The intent of this project was to
- Get more experience in UE5
- Experiment with Landscapes
- Do something cool
The Stormlight Archive is a high fantasy series. The primary setting of the first book is a barren landscape of crevasses and plateaus
I wanted to find a way to mimic this landscape. It would be my first foray into generating an open world, and I hoped to utilize the new Unreal Engine features: Nanite and World Partition.
The first thing I looked into was heightmaps. Unreal has a nifty feature for generating landscapes from 16 bit grayscale images.
I figured this would be a good starting point for generating a landscape. Next on the list was actually generating the Heightmap.
After searching for some inspiration, I finally remembered Voronoi Diagrams from my computational geometry class.
With enough tweaking, this would work nicely for the procedural aspect I was looking for. I didn't feel like programming my own Voronoi library, so I looked for one. [This one] claimed to be faster than many others, (and was the first c++ one to show on google) so I decided to use it.
After downloading it and running the boilerplate, I had to find a graphics library that would let me draw the voronoi diagram in a way that mimicked a Heightmap. I downloaded SDL first, and got a working image out of it!
Unfortunately for me, SDL turned out to be a little too low level for what I was looking for. Outputting an image required an additional library, increasing line thickness required a different library, etc. I looked for a simpler, but more feature rich graphics library to replace it. I tried Cairo, and then SFML. SFML turned out to be easier to simply replace the SDL functions in the existing code.
Initial imports from the Voronoi Diagram had some jagged artifacts. This was to be expected, especially when compared directly to the real heightmaps.
What the real heightmaps have is a gradient, even on a harsh edge. One way to solve this problem is to supersample, AKA generate the image in a high resolution, and then lower the resolution. I may try this later, but for now, I simply generate a gradient line.

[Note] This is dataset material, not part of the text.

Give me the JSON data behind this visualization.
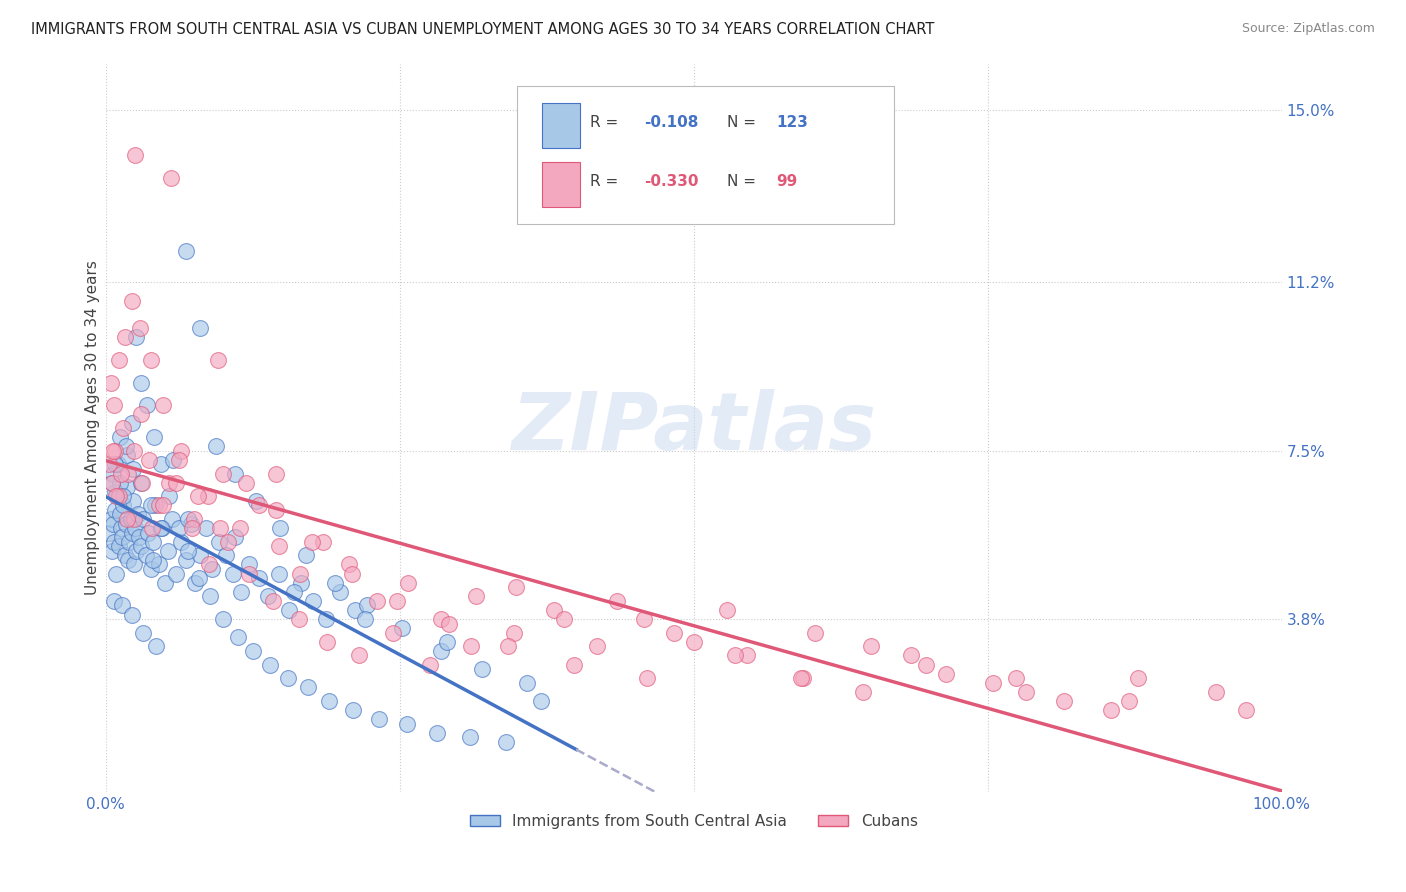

This smoothed out the edges a great deal. However, I'm not sure how much smoothing is possible. One limitation of SFML is that it doesn't support grayscale 16 bit output. It's just drawing on an RGB scale. Therefore, it is only an 8 bit scale. That's 65,536 states reduced to 256, an over 99% loss.
Actually, just figuring this out while writing this, but I suppose I can make the image in Red/Green Scale, and then convert that to 16 bit Grayscale. This might require an OpenGL fragment shader of some kind. That'll be a nice project.
Regardless, I'll work with what I have for now.
The next thing I added was some variance to the heights of the plateaus, to reduce the uniformity of the terrain. Relatively simple, just fill each cell with a random value.